Orphaned animals are coming in hard and fast, as are many animals with hypothermia, shock, pneumonia and exhaustion.

"We won't really see the true impact for a few days (but) we anticipate there will be an influx of animals coming in," Ms Sharrad said.

Ground-running and burrowing animals like echidnas and wombats are particularly vulnerable, but tree-dwelling animals haven't been spared.

One mid north coast resident found a Eastern pygmy possum curled up in torpor - a coma-like state - in one of her pot plants.

That tiny critter, which weighs less than a golf ball and is declared vulnerable in NSW, is one of the luckier ones though, John Grant says.

It, and many of the animals that survived the floods, will recover without intervention.

"They really just need sorting out and drying off," the NSW Wildlife Information Rescue and Education Service (WIRES) spokesman told AAP.

"Some of them might need fluids, but most of them will come good of their own accord."

But with more animals out and about in search of new, drier habitats, WIRES has been receiving an influx of reports of car strikes.

Domestic pets are also an increased problem.

Anyone who spots wildlife that may be injured should leave it be and call their local rescue organisation.

Mr Grant is hopeful wildlife populations, particularly on the mid-north coast, won't be as drastically affected as during the bushfires.

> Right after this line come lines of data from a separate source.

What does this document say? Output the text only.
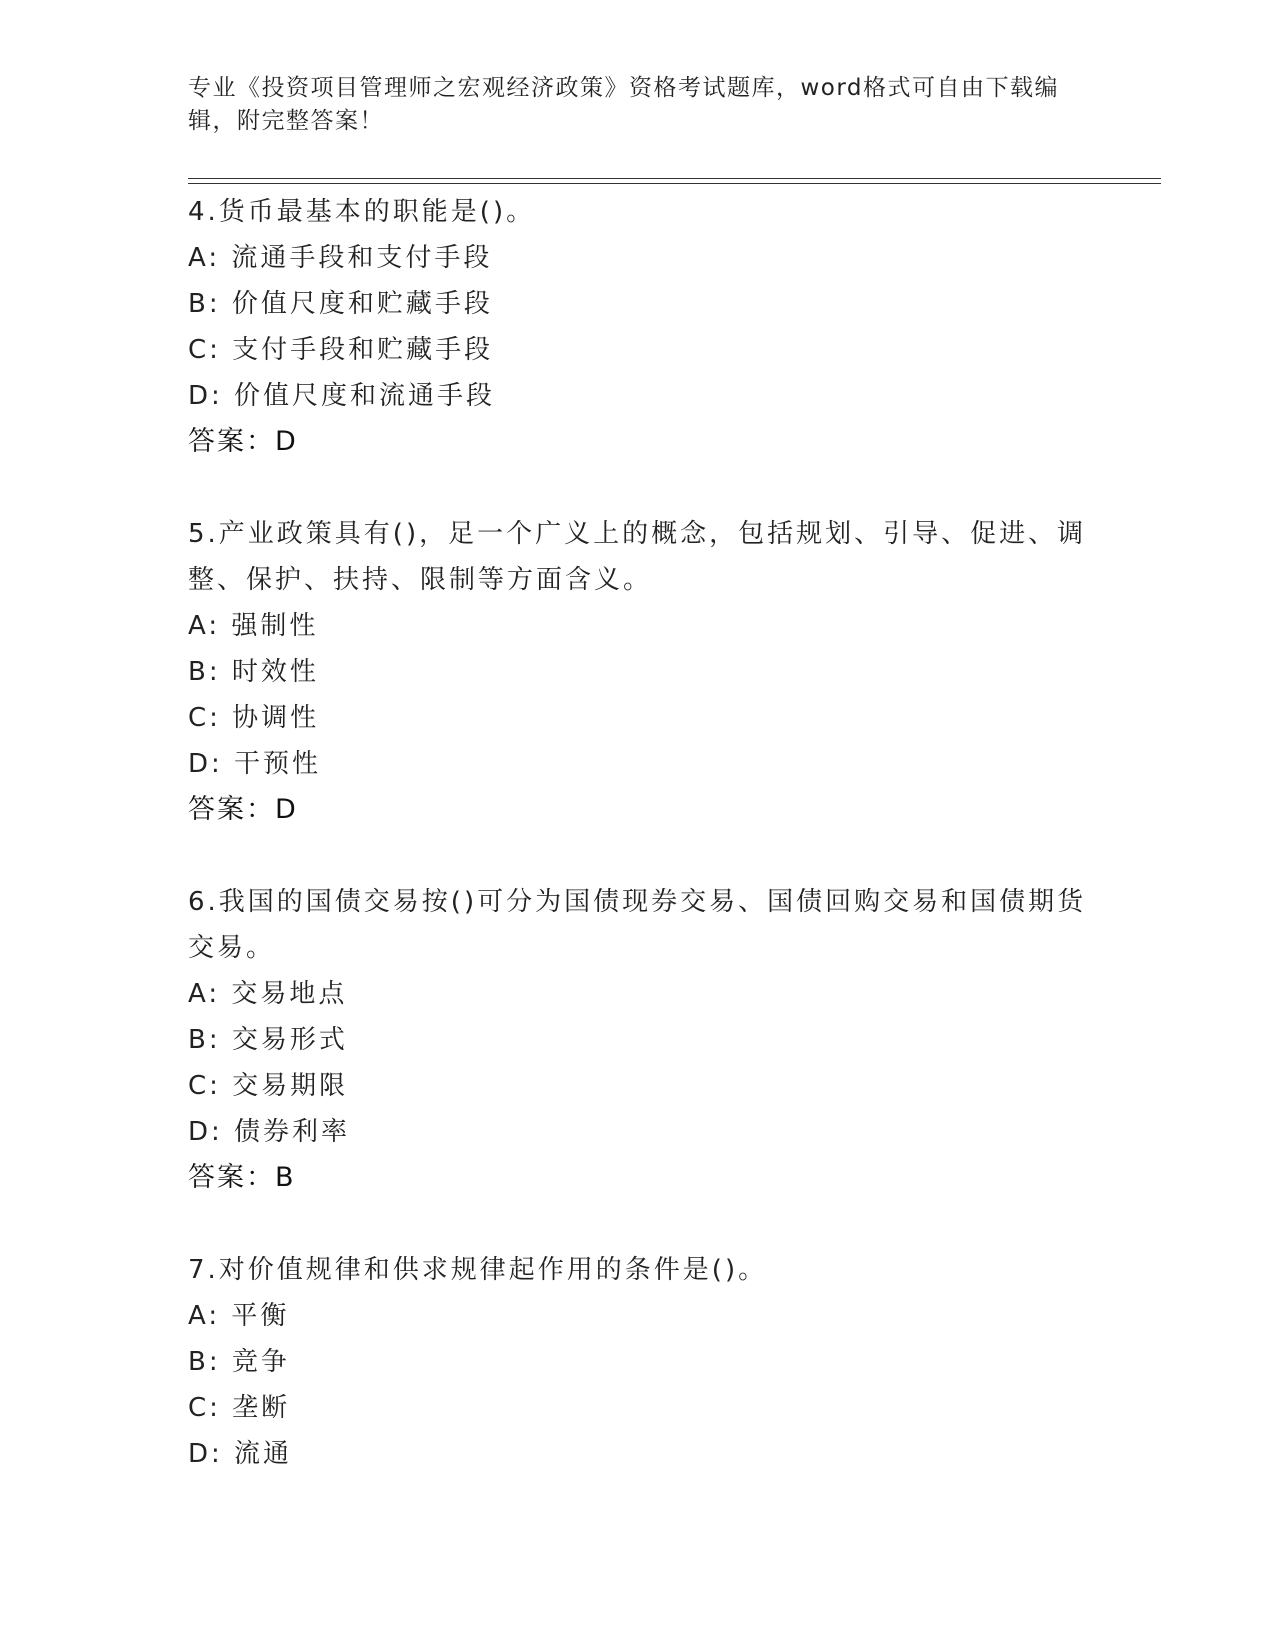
专业《投资项目管理师之宏观经济政策》资格考试题库，word格式可自由下载编辑，附完整答案！
4.货币最基本的职能是()。
A: 流通手段和支付手段
B: 价值尺度和贮藏手段
C: 支付手段和贮藏手段
D: 价值尺度和流通手段
答案：D
5.产业政策具有()，足一个广义上的概念，包括规划、引导、促进、调整、保护、扶持、限制等方面含义。
A: 强制性
B: 时效性
C: 协调性
D: 干预性
答案：D
6.我国的国债交易按()可分为国债现券交易、国债回购交易和国债期货交易。
A: 交易地点
B: 交易形式
C: 交易期限
D: 债券利率
答案：B
7.对价值规律和供求规律起作用的条件是()。
A: 平衡
B: 竞争
C: 垄断
D: 流通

"Animals that live in flood prone areas, almost know the drill, so to speak," he said.

"But there are situations where the native animals will go to higher ground and it'll be the one-in-100 year flood where the water just gets higher and higher so they become trapped."

But Ms Sharrad says there's only so many extreme weather events the populations in the area can take.

Action to protect and insure them against increasingly-frequent extreme weather is desperately needed.

"Three billion animals are estimated to have been impacted by the bushfires and they had no chance to recover before this," she said.

"They've just been reeling from disaster to disaster without any time to come up for air."